Their long musical partnership has been good to David Crosby, Stephen Stills, and Graham Nash. During the period when they added Neil Young to the group, it was very good indeed—although those good days were relatively short.
The partnership among the four artists was a reluctant one. Crosby Stills and Nash had already released their classic debut album and considered adding Steve Winwood as a member. When he was unavailable, a record executive suggested Young. Stills knew him well from their days in the Buffalo Springfield, but Nash hardly knew him at all. Each of the four intended to maintain solo careers, which sometimes made it difficult for them to defer to one another in the studio—or to share, preferring instead to hold their best songs for their solo projects.
The process of making Deja Vu put the group under strain, and their 1970 tour broke it. The group had been together as a foursome for barely a year before splitting up. One more album would follow under the CSNY name, the live Four Way Street in 1971, but it would be four years before they had anything to do with one another again. They toured in the summer of 1974 to support the compilation album So Far, but plans to make an album of entirely new material went out the window.
Allmusic.com says that CSNY was “the only American-based band to approach the overall societal impact of the Beatles.” Surely they cast a long shadow over the mellow 1970s, although the fact the four of them worked together in various combinations for most of the 80s and 90s helped keep them relevant for a long time. But they rivaled the Beatles in another way: Deja Vu is not a group effort so much as it’s pieced together from sessions featuring one or more of the squabbling musicians whenever they could get away from whatever they were doing to participate.
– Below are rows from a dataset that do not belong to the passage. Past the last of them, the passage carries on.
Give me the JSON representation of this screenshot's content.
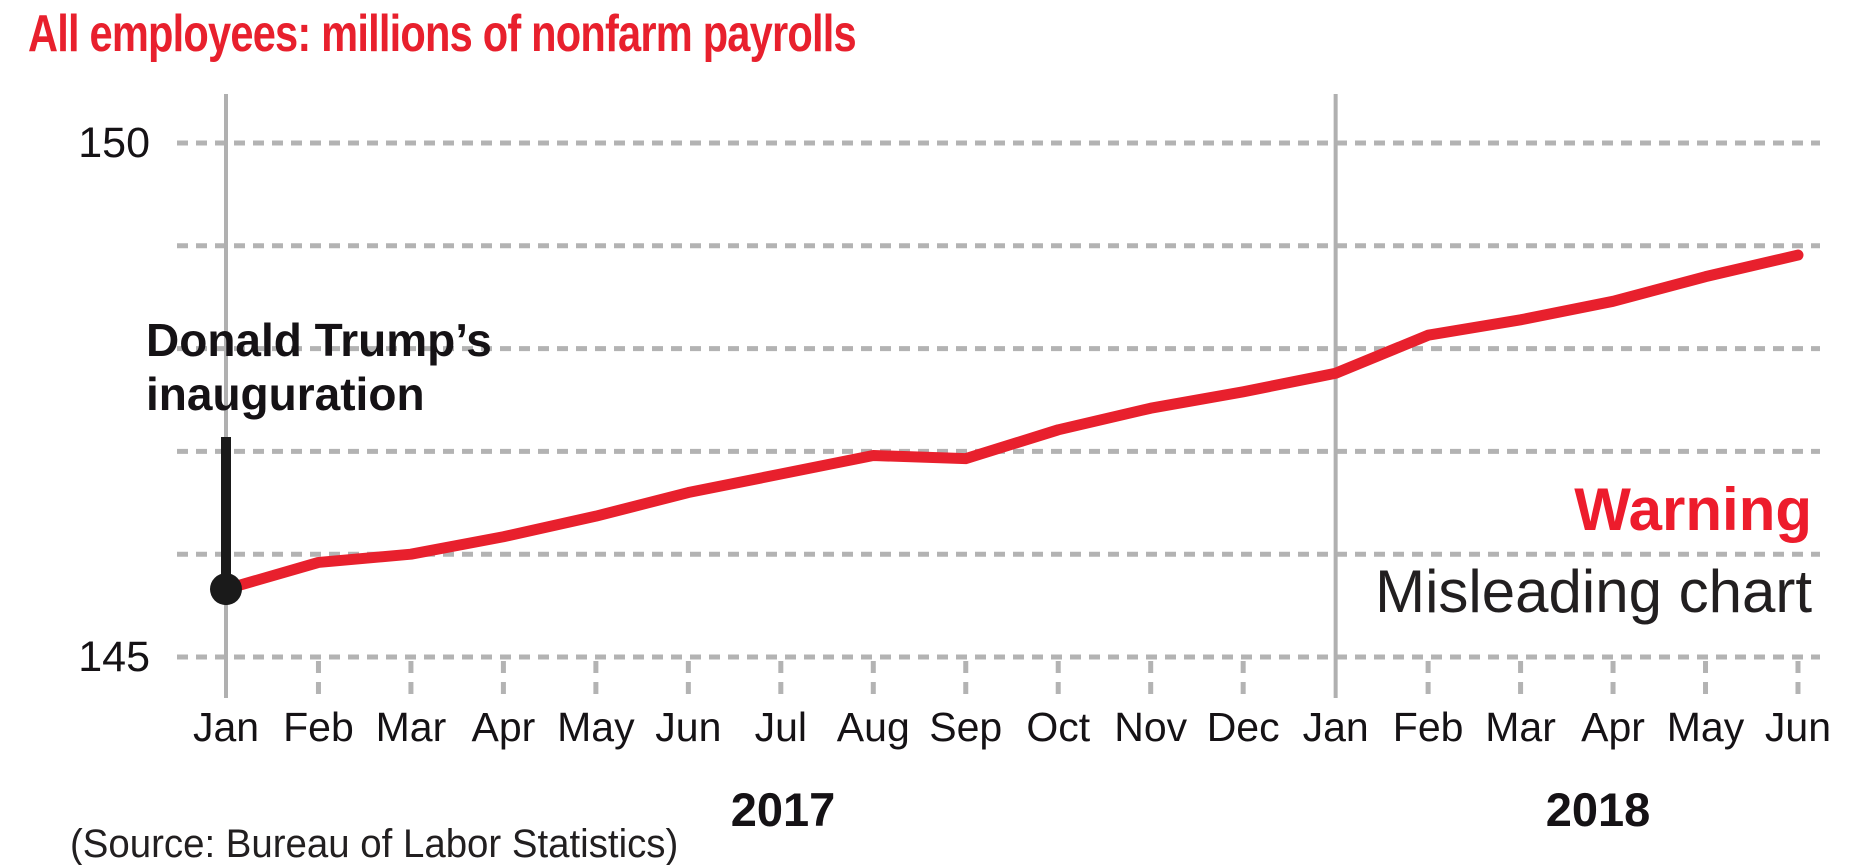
{
  "title": "All employees: millions of nonfarm payrolls",
  "annotations": {
    "inauguration_line1": "Donald Trump’s",
    "inauguration_line2": "inauguration",
    "warning": "Warning",
    "warning_sub": "Misleading chart"
  },
  "source": "(Source: Bureau of Labor Statistics)",
  "colors": {
    "accent_red": "#e8202d",
    "warning_red": "#ed1c2c",
    "text_black": "#151215",
    "grid_gray": "#b3b3b3",
    "axis_line_gray": "#b0b0b0",
    "marker_black": "#1a1a1a"
  },
  "chart_data": {
    "type": "line",
    "title": "All employees: millions of nonfarm payrolls",
    "categories": [
      "Jan 2017",
      "Feb 2017",
      "Mar 2017",
      "Apr 2017",
      "May 2017",
      "Jun 2017",
      "Jul 2017",
      "Aug 2017",
      "Sep 2017",
      "Oct 2017",
      "Nov 2017",
      "Dec 2017",
      "Jan 2018",
      "Feb 2018",
      "Mar 2018",
      "Apr 2018",
      "May 2018",
      "Jun 2018"
    ],
    "month_labels": [
      "Jan",
      "Feb",
      "Mar",
      "Apr",
      "May",
      "Jun",
      "Jul",
      "Aug",
      "Sep",
      "Oct",
      "Nov",
      "Dec",
      "Jan",
      "Feb",
      "Mar",
      "Apr",
      "May",
      "Jun"
    ],
    "year_labels": [
      "2017",
      "2018"
    ],
    "series": [
      {
        "name": "All employees: millions of nonfarm payrolls",
        "color": "#e8202d",
        "values": [
          145.66,
          145.92,
          146.0,
          146.17,
          146.37,
          146.6,
          146.78,
          146.96,
          146.93,
          147.21,
          147.42,
          147.58,
          147.76,
          148.13,
          148.28,
          148.46,
          148.7,
          148.91
        ]
      }
    ],
    "ylim": [
      144.55,
      150.45
    ],
    "gridline_values": [
      145,
      146,
      147,
      148,
      149,
      150
    ],
    "ytick_labels": [
      "150",
      "145"
    ],
    "xlabel": "",
    "ylabel": "",
    "grid": "dashed horizontal, labeled only at 145 and 150",
    "legend_position": "none",
    "annotated_point": {
      "category": "Jan 2017",
      "value": 145.66,
      "label": "Donald Trump’s inauguration"
    }
  }
}
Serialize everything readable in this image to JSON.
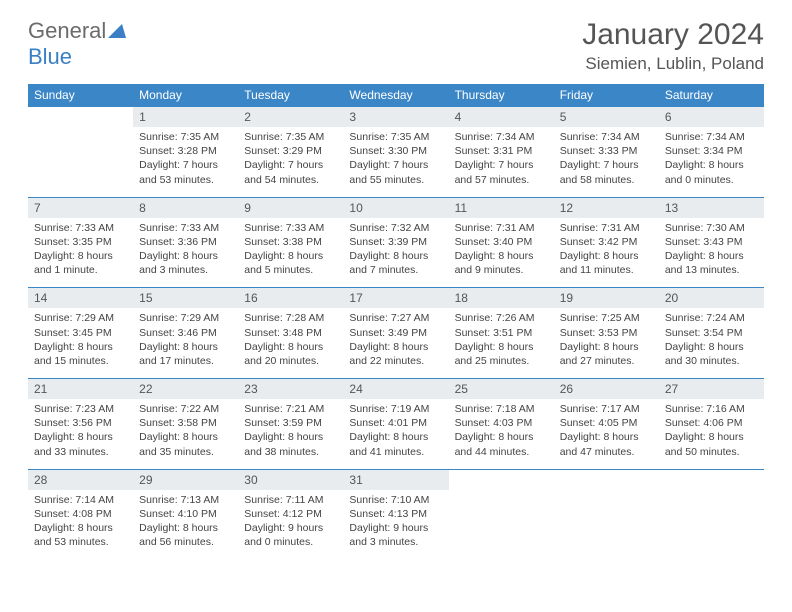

Like the White Album, recorded under similarly acrimonous circumstances, it’s a minor miracle that it turned out as great as it did.
Deja Vu was released in March 1970 and spent the week of May 16, 1970, at #1 in Billboard. And although it’s as familiar as the weather, “Teach Your Children,” with steel guitar by Jerry Garcia, is also one of the most magnificent things to come out of the whole Laurel Canyon scene of the late 60s.